Sure Grok is less censored, but it definitely lacks in multi-modal quality. Although Grok 4.20 is a bit of a dark horse here, maybe xAI's next image model release powered by the new model might change the hierarchy. >>12798746
Also, what are you asking it lol. Race and intelligence type questions? It's opinions on the ICE situation in the US? >>12798741
I just tested the same problem with 3.1 pro and it also couldn't do it. It looks Grok 4.20 is actually quite impressive. Lots of people on xitter are shitting on it because they hate Musk or because there were no benchmarks released (so they assume the results must be bad), but based on my limited testing, it is quite impressive. >>12798799
I mean, he is the richest man in the world, with $700 billion to his name. He has the resources to make it happen, no matter how much people hate him. >>12798802
Alphabet is a $4+ trillion company, you'd think they would easily outcompete xAI, Anthropic, and OpenAI, not to mention Bytedance and Deepseek.

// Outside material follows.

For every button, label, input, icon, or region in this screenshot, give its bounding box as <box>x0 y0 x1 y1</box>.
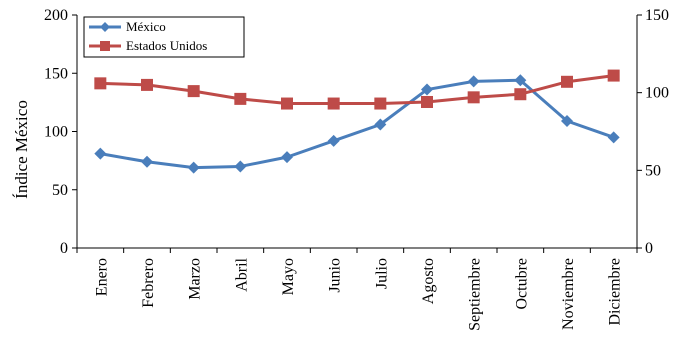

The thing about xAI is that it is relatively new (like 2 years old), but in that short amount of time it has built an enormous amount of compute with Colossus 1 and Colossus 2 supercomputers and their MACROHARD and MACROHARDRR clusters. They also achieved frontier capabilities in less than two years. It's impressive what they've done, but I'm surprised that Musk's reputation hasn't scared away enough researchers that the company can't continue. I guess I don't understand silicon valley that well. >>12798812
xAI have been building compute insanely fast.